MARKET NOTE 185
HOUSTON — This report offers a framework for considering the appointments to, and resignations from, positions in the public sector that require appointments by the President of Mexico.
Our particular interest in this topic are the recent resignations of Carlos Morales from the top job in Pemex E&P and of Francisco Rojas as director general of CFE. We consider the basic binary question: Did they jump off or were they pushed out? Our conclusion is that both executives were pushed out, but for different reasons.
But to come to any conclusion on such matters you need a bigger framework for discussion that takes into consideration basic facts of public administration in Mexico:
1) No one reaches top-level positions in the federal government alone, by his or her virtues or merits.

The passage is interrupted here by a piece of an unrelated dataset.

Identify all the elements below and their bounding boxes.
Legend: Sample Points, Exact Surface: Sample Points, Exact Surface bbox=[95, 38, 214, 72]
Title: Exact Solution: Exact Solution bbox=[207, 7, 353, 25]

2) Everyone in a top job was the candidate of a policy/commercial power group (the closest word in English seems to be “camarilla”).
3) In Mexico, since the 1990s, these camarillas are led by former, high-level public officials, typically ministers of finance and energy, but also including former directors general of Pemex
4) Each of these camarillas wants its candidate in jobs that control the biggest budgets and have the widest institutional authority.
These considerations bring into focus how it is that the camarilla led by Pedro Aspe has two former employees of his private equity fund in key positions: finance minister and DG of Pemex. These two appointments to the most prestigious public jobs in the federal government (other than the presidency of Mexico) took place as the outcome of competition among camarillas.
In this light, the question on the table becomes less one about why did either Morales or Rojas resign and becomes more of one about who wanted to have his candidate in those jobs?